Prague and New York City
By Joanna Yip
I am on a red plastic seat, with the number 22 above my head. I hear different languages surrounding me, inviting me to think in my own head rather than eavesdrop on conversations. I can pick up on a Czech word here or there – “dobry den, na shledanou, pivo” – the essentials of my Czech dictionary. We get to the Stepanksa stop, and an elderly woman walks on, giving me my cue to stand up and offer her my seat. I go and take my place, holding onto the bright yellow bar for dear life.
It is like our tram car is a can of sardines, and I am in with the bunch. I had already anticipated a packed tram seeing that Narodni Trida, where I got on, always has a flock of people right around 4 pm. I can just barely peek out of the window and see that the sun is setting beautifully over the field by Karlovo Namesti. I hear the now-familiar automated feminine voice “pristi zastavka, Jana Masaryka”, which has become a jingle in my head, and instinctively check for my phone and keys before preparing to step off.
I take my short walk back from the tram stop, and continue my usual route home. I can’t help but admire the architecture of the homes in the neighborhood, and despite having been here for over two months they never fail to make me feel giddy. It’s bittersweet knowing that I will have to leave this beautiful city in just over one month.
As per my usual route back home in New York, the scene is much different. Familiarity is the strange smell of cigarettes, sewage and greasy pizza rolled into one when I step out of a subway. Whether I am taking the R train to 8th Street Station or the 6 uptown, the smell lingers and sticks onto me. I have fond memories of ending up in Alphabet City when I had meant to go up towards the Lincoln Center, and that marked the beginning of my time at NYU. What used to be a maze and impossible to learn has become my own underground backyard. I comfortably sit on the yellow line’s old red and orange seats, blast music in my ears to cover the sound of metal against metal, and keep to myself as every New Yorker does. I naturally avoid the drunken crowd which surrounds their one friend who is asleep against the grimy metal poles, and sidestep around mystery puddles that have an odd rainbow-like reflective streak. I make my way out to Astor Place station and avoid the temptation to “treat” myself to Starbucks, cut through Cooper Square and pass the huddle of pigeons pecking at their latest McDonald’s meal, and finally reach the street I call home.

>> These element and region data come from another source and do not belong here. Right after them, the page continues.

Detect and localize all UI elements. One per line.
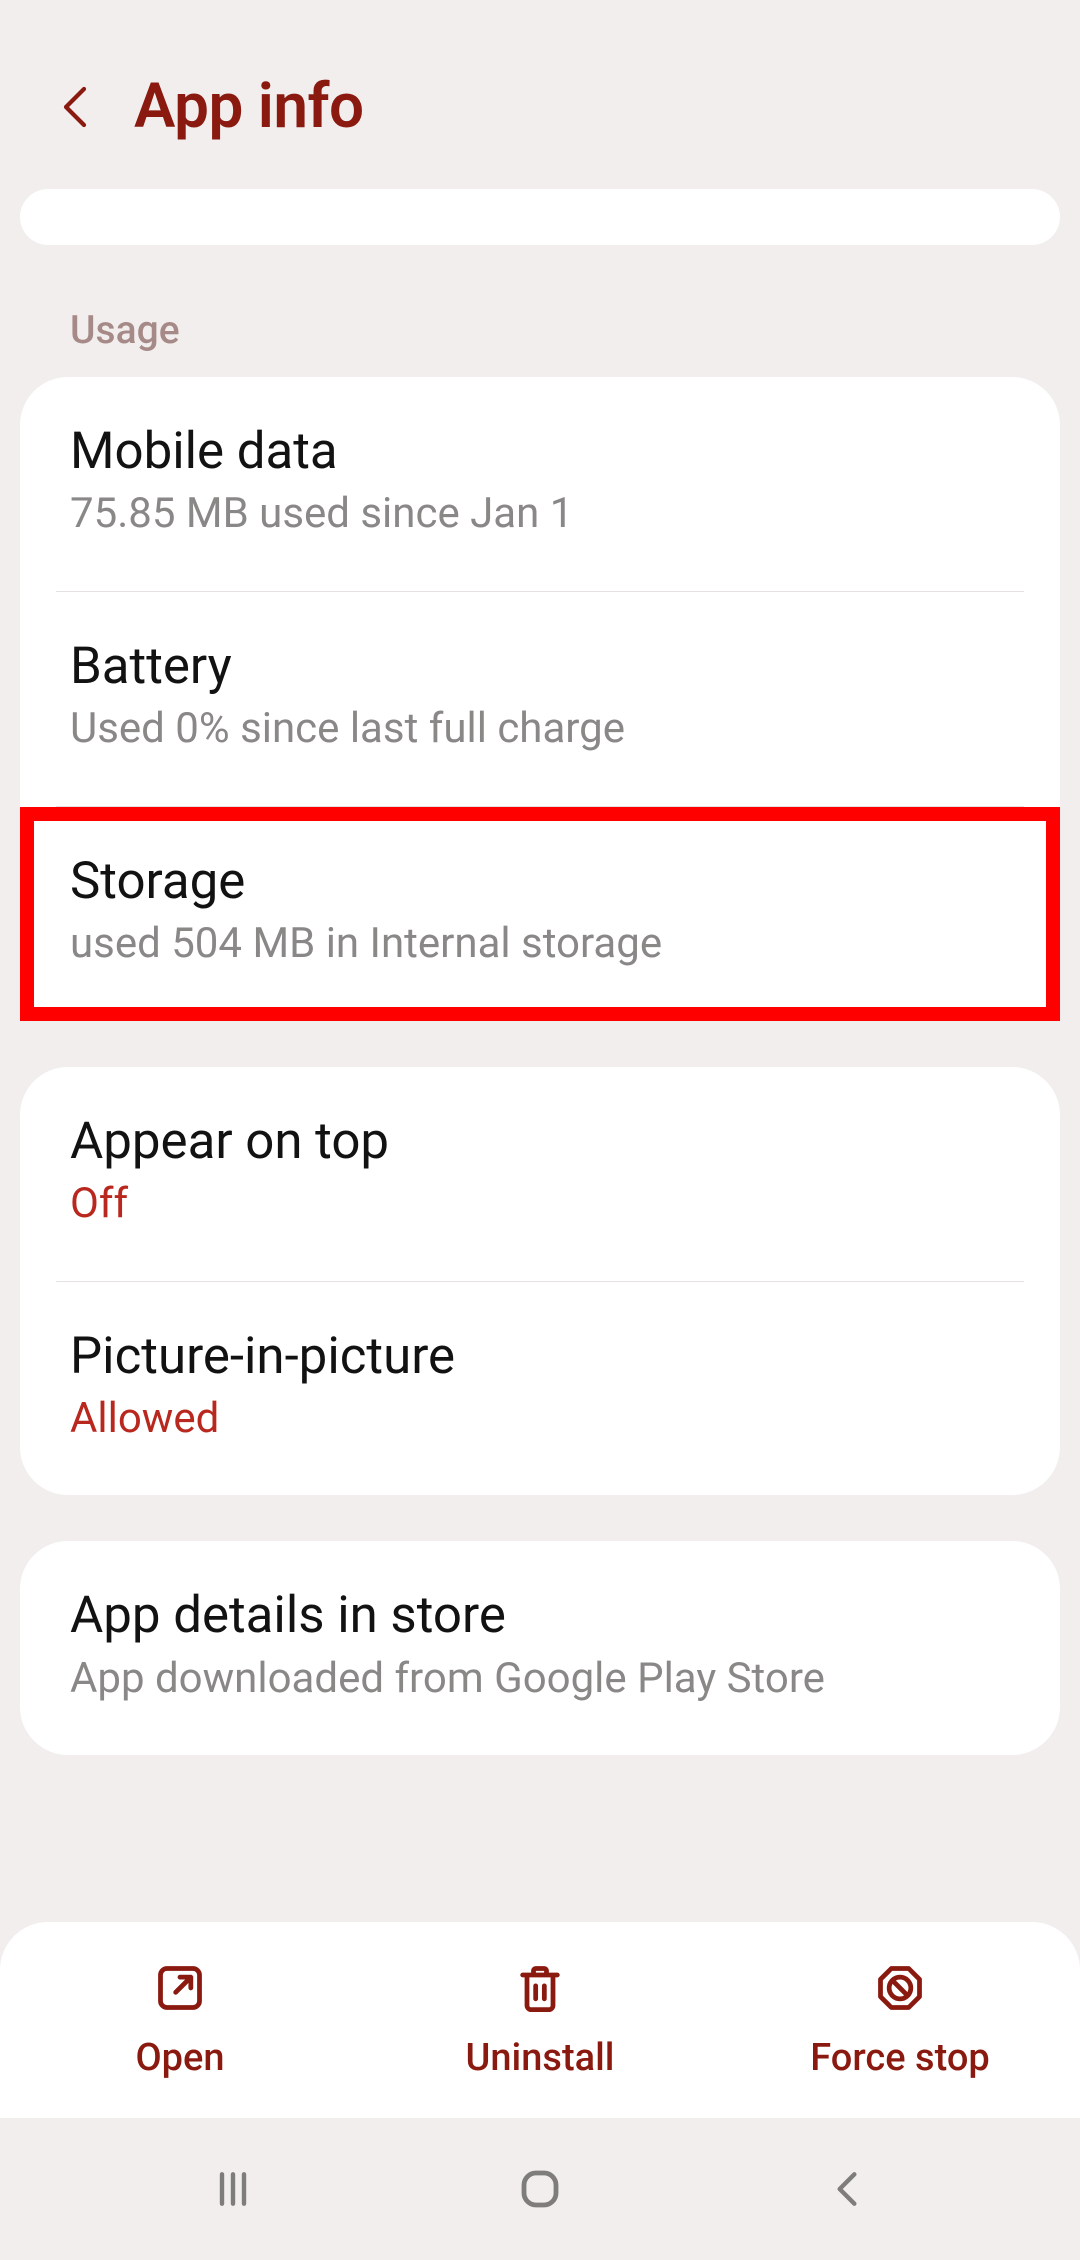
action-label: Open — [135, 2036, 224, 2080]
bottom-action-bar: Open Uninstall Force stop — [0, 1922, 1080, 2118]
item-title: Mobile data — [70, 421, 1010, 482]
home-button[interactable] — [505, 2154, 575, 2224]
back-nav-button[interactable] — [812, 2154, 882, 2224]
usage-card: Mobile data 75.85 MB used since Jan 1 Ba… — [20, 377, 1060, 1021]
section-header-usage: Usage — [20, 307, 1060, 377]
item-subtitle: Used 0% since last full charge — [70, 701, 1010, 758]
item-title: Appear on top — [70, 1111, 1010, 1172]
item-title: Picture-in-picture — [70, 1326, 1010, 1387]
mobile-data-item[interactable]: Mobile data 75.85 MB used since Jan 1 — [20, 377, 1060, 591]
home-icon — [516, 2165, 564, 2213]
page-title: App info — [134, 70, 364, 143]
chevron-left-icon — [825, 2167, 869, 2211]
open-button[interactable]: Open — [0, 1960, 360, 2080]
system-nav-bar — [0, 2118, 1080, 2260]
item-subtitle: Allowed — [70, 1391, 1010, 1448]
action-label: Uninstall — [466, 2036, 615, 2080]
stop-icon — [872, 1960, 928, 2016]
picture-in-picture-item[interactable]: Picture-in-picture Allowed — [20, 1282, 1060, 1496]
recents-button[interactable] — [198, 2154, 268, 2224]
force-stop-button[interactable]: Force stop — [720, 1960, 1080, 2080]
appear-on-top-item[interactable]: Appear on top Off — [20, 1067, 1060, 1281]
display-modes-card: Appear on top Off Picture-in-picture All… — [20, 1067, 1060, 1496]
storage-item[interactable]: Storage used 504 MB in Internal storage — [20, 807, 1060, 1021]
store-card: App details in store App downloaded from… — [20, 1541, 1060, 1755]
item-subtitle: 75.85 MB used since Jan 1 — [70, 486, 1010, 543]
recents-icon — [211, 2167, 255, 2211]
item-subtitle: used 504 MB in Internal storage — [70, 916, 1010, 973]
uninstall-button[interactable]: Uninstall — [360, 1960, 720, 2080]
battery-item[interactable]: Battery Used 0% since last full charge — [20, 592, 1060, 806]
action-label: Force stop — [810, 2036, 990, 2080]
content-scroll[interactable]: Usage Mobile data 75.85 MB used since Ja… — [0, 173, 1080, 1912]
trash-icon — [512, 1960, 568, 2016]
open-icon — [152, 1960, 208, 2016]
previous-card-partial — [20, 189, 1060, 245]
back-button[interactable] — [50, 82, 100, 132]
header: App info — [0, 0, 1080, 173]
item-subtitle: Off — [70, 1176, 1010, 1233]
app-details-store-item[interactable]: App details in store App downloaded from… — [20, 1541, 1060, 1755]
item-title: Storage — [70, 851, 1010, 912]
chevron-left-icon — [57, 83, 93, 131]
item-title: Battery — [70, 636, 1010, 697]
item-title: App details in store — [70, 1585, 1010, 1646]
item-subtitle: App downloaded from Google Play Store — [70, 1651, 1010, 1708]
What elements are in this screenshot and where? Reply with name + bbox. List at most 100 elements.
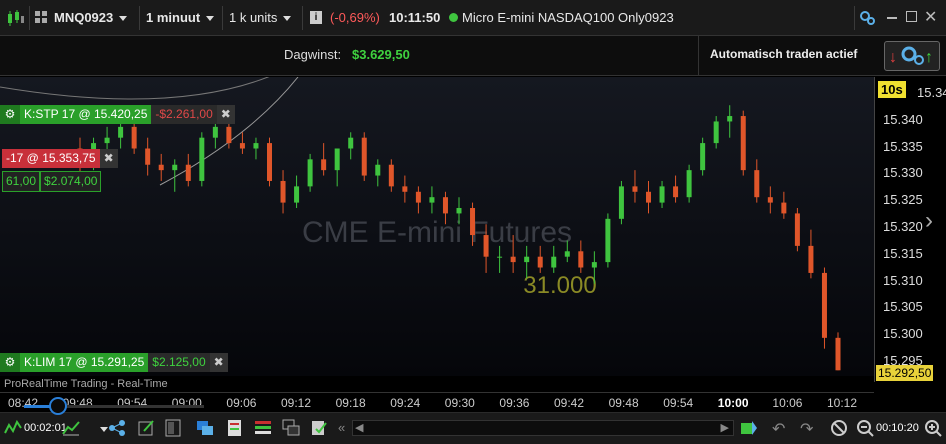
limit-order-gear-icon[interactable]: ⚙ [0, 353, 20, 372]
order-list-icon[interactable] [254, 419, 272, 437]
position-pnl-tag: 61,00 $2.074,00 [2, 171, 102, 192]
redo-icon[interactable]: ↷ [800, 419, 813, 439]
chart-type-icon[interactable] [62, 419, 80, 437]
settings-icon[interactable] [858, 9, 876, 27]
candle-body [158, 164, 164, 171]
candle-body [700, 143, 706, 171]
undo-icon[interactable]: ↶ [772, 419, 785, 439]
stop-order-tag[interactable]: ⚙ K:STP 17 @ 15.420,25 -$2.261,00 ✖ [0, 105, 235, 124]
limit-order-label: K:LIM 17 @ 15.291,25 [20, 353, 149, 372]
time-tick-label: 09:36 [499, 396, 530, 410]
zoom-out-icon[interactable] [856, 419, 874, 437]
time-tick-label: 09:54 [663, 396, 694, 410]
price-chart[interactable]: CME E-mini Futures 31.000 ⚙ K:STP 17 @ 15… [0, 77, 874, 377]
candle-body [524, 256, 530, 263]
candle-body [470, 208, 476, 236]
candle-body [808, 245, 814, 273]
limit-order-pnl: $2.125,00 [148, 353, 210, 372]
stop-order-gear-icon[interactable]: ⚙ [0, 105, 20, 124]
drawing-arc-2 [0, 77, 270, 100]
candle-body [267, 143, 272, 181]
price-tick-label: 15.340 [883, 111, 923, 127]
auto-scroll-icon[interactable] [740, 419, 758, 437]
limit-order-tag[interactable]: ⚙ K:LIM 17 @ 15.291,25 $2.125,00 ✖ [0, 353, 228, 372]
candle-body [348, 137, 354, 149]
auto-trading-label: Automatisch traden actief [710, 47, 858, 61]
chart-type-caret-icon[interactable] [100, 427, 108, 432]
zoom-in-icon[interactable] [924, 419, 942, 437]
candle-body [294, 186, 300, 203]
minimize-icon[interactable] [887, 17, 897, 19]
indicator-icon[interactable] [4, 419, 22, 437]
position-points: 61,00 [2, 171, 41, 192]
timeframe-select[interactable]: 1 minuut [146, 8, 215, 28]
candle-body [361, 137, 367, 176]
chevron-right-icon[interactable]: › [925, 207, 933, 235]
candle-body [740, 116, 746, 171]
candle-body [618, 186, 624, 219]
candle-body [727, 116, 733, 122]
symbol-select[interactable]: MNQ0923 [54, 8, 128, 28]
scroll-left-icon[interactable]: ◀ [355, 421, 363, 434]
summary-header: Dagwinst: $3.629,50 Automatisch traden a… [0, 36, 946, 76]
zoom-reset-icon[interactable] [830, 419, 848, 437]
candle-body [781, 202, 787, 214]
candle-body [551, 256, 557, 268]
price-tick-label: 15.300 [883, 326, 923, 342]
info-icon[interactable]: i [310, 11, 322, 24]
candle-body [212, 126, 218, 138]
candle-body [415, 191, 421, 203]
timeline-start: 00:02:01 [24, 422, 67, 434]
windows-icon[interactable] [282, 419, 300, 437]
candle-body [835, 337, 841, 371]
scroll-right-icon[interactable]: ▶ [721, 421, 729, 434]
price-tick-label: 15.330 [883, 165, 923, 181]
price-tick-label: 15.320 [883, 219, 923, 234]
price-tick-label: 15.345 [917, 85, 946, 100]
candle-body [578, 251, 584, 268]
candle-body [321, 159, 327, 171]
candle-body [280, 180, 286, 203]
candle-body [131, 126, 137, 149]
candlestick-icon[interactable] [6, 9, 26, 27]
candle-body [375, 164, 381, 176]
candle-body [185, 164, 191, 181]
candle-body [456, 208, 462, 214]
layout-icon[interactable] [164, 419, 182, 437]
limit-order-close-icon[interactable]: ✖ [209, 353, 228, 372]
change-percent: (-0,69%) [330, 10, 380, 25]
chart-scrollbar[interactable]: ◀ ▶ [352, 420, 734, 436]
candle-body [172, 164, 178, 171]
live-status-dot [449, 13, 458, 22]
price-axis[interactable]: 10s 15.292,50 › 15.34515.34015.33515.330… [874, 77, 946, 382]
candle-body [754, 170, 760, 198]
price-tick-label: 15.325 [883, 192, 923, 208]
volume-text: 31.000 [523, 272, 596, 299]
position-close-icon[interactable]: ✖ [99, 149, 118, 168]
candle-body [632, 186, 638, 192]
edit-icon[interactable] [138, 419, 156, 437]
auto-trading-button[interactable]: ↓ ↑ [884, 41, 940, 71]
bottom-toolbar: 00:02:01 « ◀ ▶ ↶ ↷ 00:10:20 [0, 397, 946, 444]
alert-icon[interactable] [310, 419, 328, 437]
time-axis[interactable]: 08:42 09:48 09:54 09:00 09:06 09:12 09:18 09:24… [0, 392, 874, 412]
share-icon[interactable] [108, 419, 126, 437]
candle-body [199, 137, 205, 181]
maximize-icon[interactable] [906, 11, 917, 22]
timeline-handle[interactable] [49, 397, 68, 415]
position-tag[interactable]: -17 @ 15.353,75 ✖ [2, 149, 118, 168]
stop-order-close-icon[interactable]: ✖ [216, 105, 235, 124]
auto-trading-icon: ↓ ↑ [889, 46, 933, 66]
chat-icon[interactable] [196, 419, 214, 437]
candle-body [537, 256, 543, 268]
candle-body [686, 170, 692, 198]
price-tick-label: 15.310 [883, 272, 923, 288]
grid-icon[interactable] [34, 10, 48, 24]
svg-text:↑: ↑ [925, 49, 933, 66]
candle-body [442, 197, 448, 214]
report-icon[interactable] [226, 419, 244, 437]
scroll-left-fast-icon[interactable]: « [338, 420, 345, 435]
clock-time: 10:11:50 [389, 10, 441, 25]
close-icon[interactable]: ✕ [924, 7, 937, 27]
units-select[interactable]: 1 k units [229, 8, 292, 28]
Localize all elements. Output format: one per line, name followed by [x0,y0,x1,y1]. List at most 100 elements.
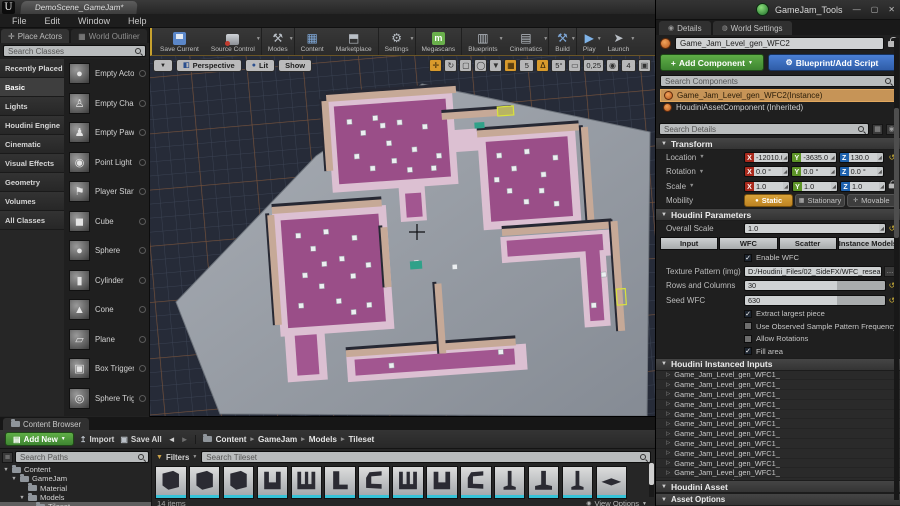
placeable-actor-row[interactable]: Sphere Trigger [64,384,149,414]
breadcrumb-item[interactable]: Content [216,435,247,444]
rotation-x-field[interactable]: X 0.0 ° ◢ [744,166,790,178]
drag-grip-icon[interactable] [139,158,146,166]
instanced-input-row[interactable]: ▷ Game_Jam_Level_gen_WFC1_ [656,449,900,459]
drag-grip-icon[interactable] [139,70,146,78]
tree-item-gamejam[interactable]: ▼ GameJam [0,473,151,483]
texture-pattern-field[interactable]: D:/Houdini_Files/02_SideFX/WFC_research/… [744,265,882,277]
instanced-input-row[interactable]: ▷ Game_Jam_Level_gen_WFC1_ [656,410,900,420]
view-options-button[interactable]: ◉ View Options ▼ [586,499,647,506]
category-item[interactable]: Basic [0,78,64,97]
grid-snap-button[interactable]: ▦ [504,59,518,72]
expand-arrow-icon[interactable]: ▷ [666,431,670,437]
drag-grip-icon[interactable] [139,217,146,225]
toolbar-button[interactable]: Megascans ▼ [416,28,463,55]
surface-snap-button[interactable]: ▼ [489,59,503,72]
enable-wfc-checkbox[interactable] [744,253,752,262]
scale-y-field[interactable]: Y 1.0 ◢ [792,180,838,192]
component-row[interactable]: HoudiniAssetComponent (Inherited) [660,102,896,115]
instanced-input-row[interactable]: ▷ Game_Jam_Level_gen_WFC1_ [656,459,900,469]
scale-snap-button[interactable]: ▭ [568,59,582,72]
drag-grip-icon[interactable] [139,365,146,373]
drag-grip-icon[interactable] [139,335,146,343]
tree-item-content[interactable]: ▼ Content [0,464,151,474]
drag-grip-icon[interactable] [139,99,146,107]
lit-button[interactable]: ● Lit [244,59,276,72]
rotation-y-field[interactable]: Y 0.0 ° ◢ [791,166,837,178]
add-new-button[interactable]: ▤ Add New ▼ [5,432,74,446]
search-assets-input[interactable]: Search Tileset [201,451,651,463]
save-all-button[interactable]: ▣ Save All [120,435,161,444]
chevron-down-icon[interactable]: ▼ [699,169,704,175]
asset-thumbnail[interactable] [493,466,526,499]
asset-thumbnail[interactable] [595,466,628,499]
rotation-z-field[interactable]: Z 0.0 ° ◢ [838,166,884,178]
toolbar-button[interactable]: Build ▼ [549,28,577,55]
instanced-input-row[interactable]: ▷ Game_Jam_Level_gen_WFC1_ [656,390,900,400]
asset-thumbnail[interactable] [561,466,594,499]
toolbar-button[interactable]: Launch ▼ [602,28,636,55]
content-browser-tab[interactable]: Content Browser [3,418,90,430]
maximize-viewport-button[interactable]: ▣ [638,59,651,72]
asset-thumbnail[interactable] [358,466,390,499]
details-scrollbar[interactable] [894,38,899,500]
minimize-button[interactable]: — [848,5,866,14]
category-item[interactable]: Lights [0,97,64,116]
scale-z-field[interactable]: Z 1.0 ◢ [840,180,886,192]
category-item[interactable]: Houdini Engine [0,116,64,135]
placeable-actor-row[interactable]: Point Light [64,148,149,178]
chevron-down-icon[interactable]: ▼ [699,154,704,160]
expand-arrow-icon[interactable]: ▷ [666,470,670,476]
option-checkbox[interactable] [744,309,752,318]
angle-snap-value[interactable]: 5° [551,59,567,72]
placeable-actor-row[interactable]: Empty Actor [64,59,149,89]
back-button[interactable]: ◄ [168,435,176,444]
drag-grip-icon[interactable] [139,247,146,255]
import-button[interactable]: ↥ Import [80,435,115,444]
tab-place-actors[interactable]: ✛ Place Actors [1,29,70,43]
floating-window-title-bar[interactable]: GameJam_Tools — ▢ ✕ [656,0,900,20]
instanced-input-row[interactable]: ▷ Game_Jam_Level_gen_WFC1_ [656,370,900,381]
toolbar-button[interactable]: Source Control ▼ [205,28,262,55]
option-checkbox[interactable] [744,322,752,331]
instanced-input-row[interactable]: ▷ Game_Jam_Level_gen_WFC1_ [656,400,900,410]
perspective-button[interactable]: ◧ Perspective [175,59,242,72]
scale-x-field[interactable]: X 1.0 ◢ [744,180,790,192]
tree-item-material[interactable]: Material [0,483,151,493]
search-classes-input[interactable]: Search Classes [3,45,146,57]
asset-thumbnail[interactable] [256,466,289,499]
mobility-option-button[interactable]: ● Static [744,194,794,208]
asset-thumbnail[interactable] [527,466,560,499]
restore-button[interactable]: ▢ [866,5,884,14]
category-item[interactable]: Cinematic [0,135,64,154]
tree-item-models[interactable]: ▼ Models [0,492,151,502]
search-details-input[interactable]: Search Details [659,123,869,135]
category-item[interactable]: All Classes [0,211,64,230]
seed-wfc-field[interactable]: 630 [744,294,886,306]
level-viewport[interactable]: ▼ ◧ Perspective ● Lit Show ✛ ↻ ▢ ◯ ▼ ▦ 5 Δ… [150,56,655,417]
toolbar-button[interactable]: Blueprints ▼ [462,28,503,55]
menu-item[interactable]: File [4,16,35,26]
parameter-tab-button[interactable]: Input [660,236,719,250]
toolbar-button[interactable]: Content ▼ [295,28,330,55]
placeable-actor-row[interactable]: Cylinder [64,266,149,296]
breadcrumb-item[interactable]: GameJam [258,435,297,444]
document-tab[interactable]: DemoScene_GameJam* [20,0,139,14]
rows-columns-field[interactable]: 30 [744,280,886,292]
mobility-option-button[interactable]: ▦ Stationary [795,194,845,208]
chevron-down-icon[interactable]: ▼ [543,36,548,42]
parameter-tab-button[interactable]: Scatter [778,236,837,250]
instanced-input-row[interactable]: ▷ Game_Jam_Level_gen_WFC1_ [656,419,900,430]
scale-snap-value[interactable]: 0,25 [583,59,604,72]
expand-arrow-icon[interactable]: ▷ [666,382,670,388]
placeable-actor-row[interactable]: Empty Character [64,89,149,119]
drag-grip-icon[interactable] [139,129,146,137]
instanced-input-row[interactable]: ▷ Game_Jam_Level_gen_WFC1_ [656,439,900,449]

Meanwhile in Prague, the stocky MTA buses and the metal uniform subways are traded for bright red and white trams that move in a clunky, yet fitting, fashion. My instinct to jaywalk has been recalibrated as the trams here won’t stop for anyone. Recalibration has been an important theme – the then eye-catching red trams have now become routine to my daily life, yet still hold their Prague charm. Being above ground and absorbing the streets of Prague has drawn me closer to the city, and now the sing-song voice of “pristi zastavka, Jana Masaryka” is my new cue that I am almost home.